Effect of Pravastatin on placental expression of EGFL7 in preeclampsia and intrauterine growth restriction: a new potential therapeutic approach
Objective. Epidermal Growth Factor Like Domain 7 (EGFL7) is an angiogenic factor that we have recently identified in human placenta trophoblast. In pregnancies complicated by preeclampsia (PE) a significant EGFL7 downregulation in placental tissues is on the other hand accompanied by a significant increase in maternal plasma. Circulating EGFL7 can differentiate early- and late-onset PE (e-PE and l-PE) and isolated intrauterine growth restriction (IUGR) from e-PE. Pravastatin (PRA) is a lipid-lowering drug whose potential in the prevention and treatment of PE has been highlighted. The aim of our study is to evaluate the ability of PRA to modulate EGFL7 expression in human chorionic villous explant cultures from uncomplicated and PE- and IUGR affected pregnancies.

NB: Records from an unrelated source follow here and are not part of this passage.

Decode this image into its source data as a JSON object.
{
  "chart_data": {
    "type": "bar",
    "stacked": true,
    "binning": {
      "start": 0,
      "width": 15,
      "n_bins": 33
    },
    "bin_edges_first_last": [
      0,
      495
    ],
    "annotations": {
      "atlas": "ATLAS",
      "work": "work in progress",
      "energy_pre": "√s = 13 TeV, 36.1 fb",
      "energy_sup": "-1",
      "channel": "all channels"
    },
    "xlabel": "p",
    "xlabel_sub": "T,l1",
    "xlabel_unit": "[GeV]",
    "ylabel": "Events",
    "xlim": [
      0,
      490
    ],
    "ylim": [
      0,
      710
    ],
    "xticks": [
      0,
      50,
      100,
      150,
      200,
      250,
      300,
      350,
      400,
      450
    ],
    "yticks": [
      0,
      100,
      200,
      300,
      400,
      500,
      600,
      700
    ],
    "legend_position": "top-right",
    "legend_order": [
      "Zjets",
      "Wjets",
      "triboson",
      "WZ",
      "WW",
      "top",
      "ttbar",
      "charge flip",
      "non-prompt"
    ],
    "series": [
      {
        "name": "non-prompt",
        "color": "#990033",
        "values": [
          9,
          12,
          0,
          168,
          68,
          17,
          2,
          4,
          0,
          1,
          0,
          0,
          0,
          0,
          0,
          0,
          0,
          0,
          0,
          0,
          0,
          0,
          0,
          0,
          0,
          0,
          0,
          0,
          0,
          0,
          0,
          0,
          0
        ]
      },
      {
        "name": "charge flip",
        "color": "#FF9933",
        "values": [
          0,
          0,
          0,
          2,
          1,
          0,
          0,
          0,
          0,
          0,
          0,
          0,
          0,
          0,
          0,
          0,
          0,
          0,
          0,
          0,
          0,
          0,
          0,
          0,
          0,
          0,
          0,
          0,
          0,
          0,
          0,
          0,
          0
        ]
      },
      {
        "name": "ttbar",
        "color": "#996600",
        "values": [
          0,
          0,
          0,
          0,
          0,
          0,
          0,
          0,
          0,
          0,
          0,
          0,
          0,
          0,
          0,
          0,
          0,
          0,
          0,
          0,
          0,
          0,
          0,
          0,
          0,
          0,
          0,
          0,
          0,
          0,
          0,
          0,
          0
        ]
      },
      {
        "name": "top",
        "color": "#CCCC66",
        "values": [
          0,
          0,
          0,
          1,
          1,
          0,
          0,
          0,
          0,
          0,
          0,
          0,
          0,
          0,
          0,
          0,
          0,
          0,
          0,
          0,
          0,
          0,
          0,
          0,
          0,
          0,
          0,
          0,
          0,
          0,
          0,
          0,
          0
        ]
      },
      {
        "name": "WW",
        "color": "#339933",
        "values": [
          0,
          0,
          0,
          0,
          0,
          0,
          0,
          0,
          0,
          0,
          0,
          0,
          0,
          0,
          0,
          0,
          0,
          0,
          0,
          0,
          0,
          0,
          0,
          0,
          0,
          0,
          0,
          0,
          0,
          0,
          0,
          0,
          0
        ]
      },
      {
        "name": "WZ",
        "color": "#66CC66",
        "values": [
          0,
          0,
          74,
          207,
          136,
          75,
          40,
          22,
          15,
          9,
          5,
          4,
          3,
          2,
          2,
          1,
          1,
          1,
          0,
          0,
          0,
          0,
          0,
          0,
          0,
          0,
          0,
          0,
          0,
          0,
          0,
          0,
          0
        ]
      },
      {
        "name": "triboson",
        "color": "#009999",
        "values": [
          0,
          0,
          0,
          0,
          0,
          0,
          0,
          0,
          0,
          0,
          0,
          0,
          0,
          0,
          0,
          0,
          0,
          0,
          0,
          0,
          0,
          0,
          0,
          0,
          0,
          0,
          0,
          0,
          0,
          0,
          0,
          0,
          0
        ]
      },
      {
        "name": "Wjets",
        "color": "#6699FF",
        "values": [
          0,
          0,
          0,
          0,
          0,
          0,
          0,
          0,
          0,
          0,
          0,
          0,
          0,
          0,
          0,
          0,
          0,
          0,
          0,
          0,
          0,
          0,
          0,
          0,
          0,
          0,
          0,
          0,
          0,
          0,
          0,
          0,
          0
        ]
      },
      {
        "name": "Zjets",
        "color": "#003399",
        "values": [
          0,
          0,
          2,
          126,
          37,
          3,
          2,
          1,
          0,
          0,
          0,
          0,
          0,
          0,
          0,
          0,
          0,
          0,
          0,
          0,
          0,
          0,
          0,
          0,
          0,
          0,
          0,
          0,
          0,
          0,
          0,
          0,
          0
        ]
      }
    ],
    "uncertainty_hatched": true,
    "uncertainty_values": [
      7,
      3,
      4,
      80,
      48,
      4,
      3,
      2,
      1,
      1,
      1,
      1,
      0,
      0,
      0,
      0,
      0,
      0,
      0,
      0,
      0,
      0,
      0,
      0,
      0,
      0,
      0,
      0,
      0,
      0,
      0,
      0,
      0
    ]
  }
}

Materials and Methods. 19 women were enrolled for this study: 10 healthy controls, 4 e-PE, 3 l-PE and 2 IUGR. Chorionic villous explants were cultured for 24 hours with or without 10 μM PRA. The gene and protein expression of EGFL7 and other angiogenic factors were quantified by qRT-PCR and Western Blot analysis.

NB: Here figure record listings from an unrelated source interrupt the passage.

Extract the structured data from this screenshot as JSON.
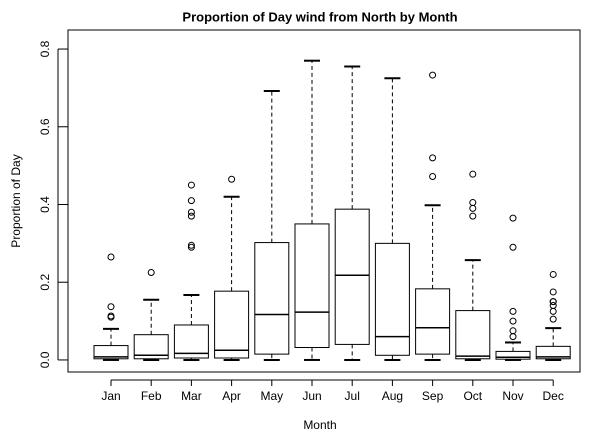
{
  "chart_data": {
    "type": "box",
    "title": "Proportion of Day wind from North by Month",
    "xlabel": "Month",
    "ylabel": "Proportion of Day",
    "categories": [
      "Jan",
      "Feb",
      "Mar",
      "Apr",
      "May",
      "Jun",
      "Jul",
      "Aug",
      "Sep",
      "Oct",
      "Nov",
      "Dec"
    ],
    "boxes": [
      {
        "low": 0,
        "q1": 0.003,
        "median": 0.008,
        "q3": 0.037,
        "high": 0.08,
        "outliers": [
          0.11,
          0.113,
          0.137,
          0.265
        ]
      },
      {
        "low": 0,
        "q1": 0.003,
        "median": 0.012,
        "q3": 0.065,
        "high": 0.155,
        "outliers": [
          0.225
        ]
      },
      {
        "low": 0,
        "q1": 0.005,
        "median": 0.017,
        "q3": 0.09,
        "high": 0.167,
        "outliers": [
          0.29,
          0.295,
          0.37,
          0.38,
          0.41,
          0.45
        ]
      },
      {
        "low": 0,
        "q1": 0.005,
        "median": 0.025,
        "q3": 0.177,
        "high": 0.42,
        "outliers": [
          0.465
        ]
      },
      {
        "low": 0,
        "q1": 0.015,
        "median": 0.117,
        "q3": 0.302,
        "high": 0.692,
        "outliers": []
      },
      {
        "low": 0,
        "q1": 0.032,
        "median": 0.123,
        "q3": 0.35,
        "high": 0.77,
        "outliers": []
      },
      {
        "low": 0,
        "q1": 0.04,
        "median": 0.218,
        "q3": 0.388,
        "high": 0.755,
        "outliers": []
      },
      {
        "low": 0,
        "q1": 0.012,
        "median": 0.06,
        "q3": 0.3,
        "high": 0.725,
        "outliers": []
      },
      {
        "low": 0,
        "q1": 0.015,
        "median": 0.083,
        "q3": 0.183,
        "high": 0.398,
        "outliers": [
          0.472,
          0.52,
          0.733
        ]
      },
      {
        "low": 0,
        "q1": 0.003,
        "median": 0.01,
        "q3": 0.127,
        "high": 0.257,
        "outliers": [
          0.37,
          0.39,
          0.405,
          0.478
        ]
      },
      {
        "low": 0,
        "q1": 0.002,
        "median": 0.007,
        "q3": 0.022,
        "high": 0.045,
        "outliers": [
          0.06,
          0.075,
          0.1,
          0.125,
          0.29,
          0.365
        ]
      },
      {
        "low": 0,
        "q1": 0.003,
        "median": 0.008,
        "q3": 0.035,
        "high": 0.082,
        "outliers": [
          0.105,
          0.125,
          0.14,
          0.15,
          0.15,
          0.175,
          0.22
        ]
      }
    ],
    "ylim": [
      -0.031,
      0.849
    ],
    "yticks": [
      {
        "value": 0,
        "label": "0.0"
      },
      0.2,
      0.4,
      0.6,
      0.8
    ]
  }
}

Results. PRA significantly increased EGFL7 gene expression in cultures obtained from healthy, l-PE and IUGR pregnancies (p < 0.001, p = 0.006, and p = 0.014, respectively), while its levels decreased in e-PE villi after PRA treatment (p = 0.025). This trend was confirmed at protein level.
Conclusions. Pravastatin is able to modulate the expression of EGFL7 in human placenta; the differences observed between l-PE and e-PE underlines once again the well-known different nature of the two forms of PE and isolated IUGR.